Mit einer Lebensversicherung möchte der Versicherungsnehmer das persönliche Risiko absichern und er kann zusätzlich Geld für eine eventuelle Altersvorsorgeange anlegen. Es gibt dabei zwei Arten von Lebensversicherungen, welche die verschiedenen Lebensversicherung Anbieter offerieren. Das sind zum einen die Risokolebensversicherung und als zweites die Kapitallebensversicherung.

Eine Risikolebensversicherung versichert nur das Todesfallrisiko – unabhängig davon, ob der Tod z.B. durch Unfall oder eine unheilbare Krankheit erfolgt.
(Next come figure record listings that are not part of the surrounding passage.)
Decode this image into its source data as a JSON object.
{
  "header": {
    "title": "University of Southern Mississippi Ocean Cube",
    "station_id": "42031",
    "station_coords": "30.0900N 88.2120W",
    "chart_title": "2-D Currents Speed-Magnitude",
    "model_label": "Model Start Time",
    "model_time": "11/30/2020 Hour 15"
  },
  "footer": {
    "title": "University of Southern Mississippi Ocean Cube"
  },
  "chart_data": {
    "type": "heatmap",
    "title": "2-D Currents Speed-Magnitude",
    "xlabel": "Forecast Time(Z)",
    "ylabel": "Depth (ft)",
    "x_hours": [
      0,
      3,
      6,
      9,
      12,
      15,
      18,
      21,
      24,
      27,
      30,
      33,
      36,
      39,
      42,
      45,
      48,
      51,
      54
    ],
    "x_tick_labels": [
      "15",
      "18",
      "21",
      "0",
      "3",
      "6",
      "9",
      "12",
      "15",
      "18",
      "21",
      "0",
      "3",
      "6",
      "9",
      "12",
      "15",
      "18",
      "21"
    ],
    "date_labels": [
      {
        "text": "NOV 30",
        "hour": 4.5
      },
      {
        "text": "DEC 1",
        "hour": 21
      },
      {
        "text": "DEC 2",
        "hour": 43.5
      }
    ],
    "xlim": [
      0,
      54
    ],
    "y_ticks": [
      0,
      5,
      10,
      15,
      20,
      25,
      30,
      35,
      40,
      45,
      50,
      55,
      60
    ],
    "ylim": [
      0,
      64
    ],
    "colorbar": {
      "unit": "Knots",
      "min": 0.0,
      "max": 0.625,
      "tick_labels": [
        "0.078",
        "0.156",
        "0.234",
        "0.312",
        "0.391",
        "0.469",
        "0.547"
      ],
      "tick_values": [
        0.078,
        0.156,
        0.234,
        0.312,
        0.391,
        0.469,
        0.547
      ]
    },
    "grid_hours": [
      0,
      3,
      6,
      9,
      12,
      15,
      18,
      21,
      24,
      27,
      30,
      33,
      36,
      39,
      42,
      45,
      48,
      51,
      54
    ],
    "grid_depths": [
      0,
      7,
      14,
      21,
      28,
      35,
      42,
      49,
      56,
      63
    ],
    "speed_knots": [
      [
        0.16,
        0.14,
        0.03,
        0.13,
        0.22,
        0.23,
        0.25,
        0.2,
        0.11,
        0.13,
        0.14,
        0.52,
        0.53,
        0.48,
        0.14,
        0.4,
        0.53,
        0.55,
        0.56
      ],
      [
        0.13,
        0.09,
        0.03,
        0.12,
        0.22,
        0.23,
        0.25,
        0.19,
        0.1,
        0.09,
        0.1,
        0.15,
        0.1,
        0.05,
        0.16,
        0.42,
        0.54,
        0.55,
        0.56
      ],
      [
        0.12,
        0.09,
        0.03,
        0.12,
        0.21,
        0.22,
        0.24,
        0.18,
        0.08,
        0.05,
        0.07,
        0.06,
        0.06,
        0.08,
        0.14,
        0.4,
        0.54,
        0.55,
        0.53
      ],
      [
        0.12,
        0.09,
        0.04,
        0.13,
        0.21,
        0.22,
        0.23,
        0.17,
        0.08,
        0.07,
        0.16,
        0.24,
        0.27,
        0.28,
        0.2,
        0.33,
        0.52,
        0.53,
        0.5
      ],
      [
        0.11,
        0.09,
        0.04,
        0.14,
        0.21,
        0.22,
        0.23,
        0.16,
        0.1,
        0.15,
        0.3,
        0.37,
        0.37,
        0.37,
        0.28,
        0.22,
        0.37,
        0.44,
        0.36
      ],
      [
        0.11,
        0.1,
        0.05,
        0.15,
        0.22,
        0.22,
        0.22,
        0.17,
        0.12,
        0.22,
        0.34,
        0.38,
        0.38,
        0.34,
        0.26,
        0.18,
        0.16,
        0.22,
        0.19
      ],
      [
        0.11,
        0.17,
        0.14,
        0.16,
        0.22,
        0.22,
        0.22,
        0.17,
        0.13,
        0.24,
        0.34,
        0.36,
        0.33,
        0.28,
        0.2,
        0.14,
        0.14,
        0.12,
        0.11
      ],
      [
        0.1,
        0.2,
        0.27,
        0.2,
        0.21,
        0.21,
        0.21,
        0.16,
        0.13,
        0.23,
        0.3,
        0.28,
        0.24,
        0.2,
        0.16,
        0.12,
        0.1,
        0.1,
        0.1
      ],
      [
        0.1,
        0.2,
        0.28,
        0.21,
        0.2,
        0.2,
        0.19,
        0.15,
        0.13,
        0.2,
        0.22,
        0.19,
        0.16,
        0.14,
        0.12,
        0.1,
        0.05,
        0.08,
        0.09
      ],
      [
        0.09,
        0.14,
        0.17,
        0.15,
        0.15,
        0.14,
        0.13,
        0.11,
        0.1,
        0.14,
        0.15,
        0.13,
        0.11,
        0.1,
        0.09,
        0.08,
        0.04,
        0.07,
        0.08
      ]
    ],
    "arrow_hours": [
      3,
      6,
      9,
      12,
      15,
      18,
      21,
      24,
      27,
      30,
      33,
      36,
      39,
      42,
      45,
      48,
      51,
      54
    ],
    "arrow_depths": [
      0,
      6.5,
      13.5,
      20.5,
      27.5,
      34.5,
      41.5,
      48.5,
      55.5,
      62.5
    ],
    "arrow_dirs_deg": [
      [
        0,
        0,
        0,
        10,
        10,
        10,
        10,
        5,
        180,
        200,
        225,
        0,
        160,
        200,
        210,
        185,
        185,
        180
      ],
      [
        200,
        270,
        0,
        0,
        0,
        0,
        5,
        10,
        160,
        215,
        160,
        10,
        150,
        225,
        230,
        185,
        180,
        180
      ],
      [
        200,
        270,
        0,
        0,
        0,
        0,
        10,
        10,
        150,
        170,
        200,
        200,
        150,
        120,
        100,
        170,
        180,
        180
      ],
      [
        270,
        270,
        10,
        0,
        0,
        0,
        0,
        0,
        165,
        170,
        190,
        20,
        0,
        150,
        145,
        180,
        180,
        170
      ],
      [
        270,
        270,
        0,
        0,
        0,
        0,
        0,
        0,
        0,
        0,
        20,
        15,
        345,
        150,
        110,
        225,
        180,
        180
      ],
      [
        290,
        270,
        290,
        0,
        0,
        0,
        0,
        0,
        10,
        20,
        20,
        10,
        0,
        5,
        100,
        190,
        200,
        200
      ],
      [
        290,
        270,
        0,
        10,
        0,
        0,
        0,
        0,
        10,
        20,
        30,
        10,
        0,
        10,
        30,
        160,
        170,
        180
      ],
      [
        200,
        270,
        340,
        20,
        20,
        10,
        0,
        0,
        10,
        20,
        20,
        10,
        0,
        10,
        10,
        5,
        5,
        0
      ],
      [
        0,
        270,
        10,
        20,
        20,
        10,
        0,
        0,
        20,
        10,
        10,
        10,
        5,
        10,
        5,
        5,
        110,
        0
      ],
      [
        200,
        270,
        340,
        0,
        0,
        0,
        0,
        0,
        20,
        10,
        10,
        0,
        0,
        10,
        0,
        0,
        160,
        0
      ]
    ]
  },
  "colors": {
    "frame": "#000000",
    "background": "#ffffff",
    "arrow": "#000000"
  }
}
Nach Ablauf des Vertrages erfolgt keine Auszahlung. Stirbt der Versicherungsnehmer, wird die vereinbarte Summe an den, oder die Berechtigten ausgezahlt. Die Versicherungsbeiträge sind dabei relativ niedrig.

Eine Risikolebensversicherung ist dann sinnvoll, wenn für eine Kapitallebensversicherung kein Geld vorhanden ist, oder anders angespart werden soll und Verbindlichkeiten für wirtschaftlich abhängige Familienangehörige abzusichern sind. Besonders für junge Familien mit Kindern und eventuellen Kreditbelastungen ist sie für den Hauptverdiener sinnvoll. Die Vertragslaufzeit sollte dann enden, wenn die Verbindlichkeiten auslaufen, bzw. für die Kinder keine Unterhaltspflicht mehr besteht.

Die Kapitallebensversicherung hingegen ist eine Lebensversicherung mit Risikoabsicherung für den Todesfall, bei gleichzeitiger Kapitalanlage. Stirbt der Versicherungsnehmer in der Laufzeit des Vertrages, wird die Lebensversicherung ausgezahlt. Hier kommen die Todesfallsumme und das Angesparte Geld zur Auszahlung an die Berechtigten. Nach Ablauf der Lebensversicherung wird an den Versicherungsnehmer das Angesparte Kapital ausgezahlt. Die Kapitalbildung ist abhängig, wie effizient der Versicherer das Geld anlegt.

Lebensversicherungen, die vor dem 01.01.2005 abgeschlossen wurden und über mindestens 12 Jahre laufen sind steuerfrei bei der Auszahlung. Danach sind sie noch steuerbegünstigt.

Der Versicherungsbeitrag ist abhängig vom Eintrittsalter des Versicherungsnehmers, der Versicherungssumme für den Todesfall, der gewünschten Kapitalbildung und den jeweiligen Versicherungsbedingungen der Anbieter. Bei gleichen Voraussetzungen kann er unterschiedlich hoch sein, so dass ein Vergleich der verschiedenen Lebensversicherungen sinnvoll ist.

Die Beiträge sind so errechnet, dass sie über den Vertragszeitraum konstant sind. Bei vereinbarter Dynamik erhöhen sie sich jährlich um die Inflationsrate.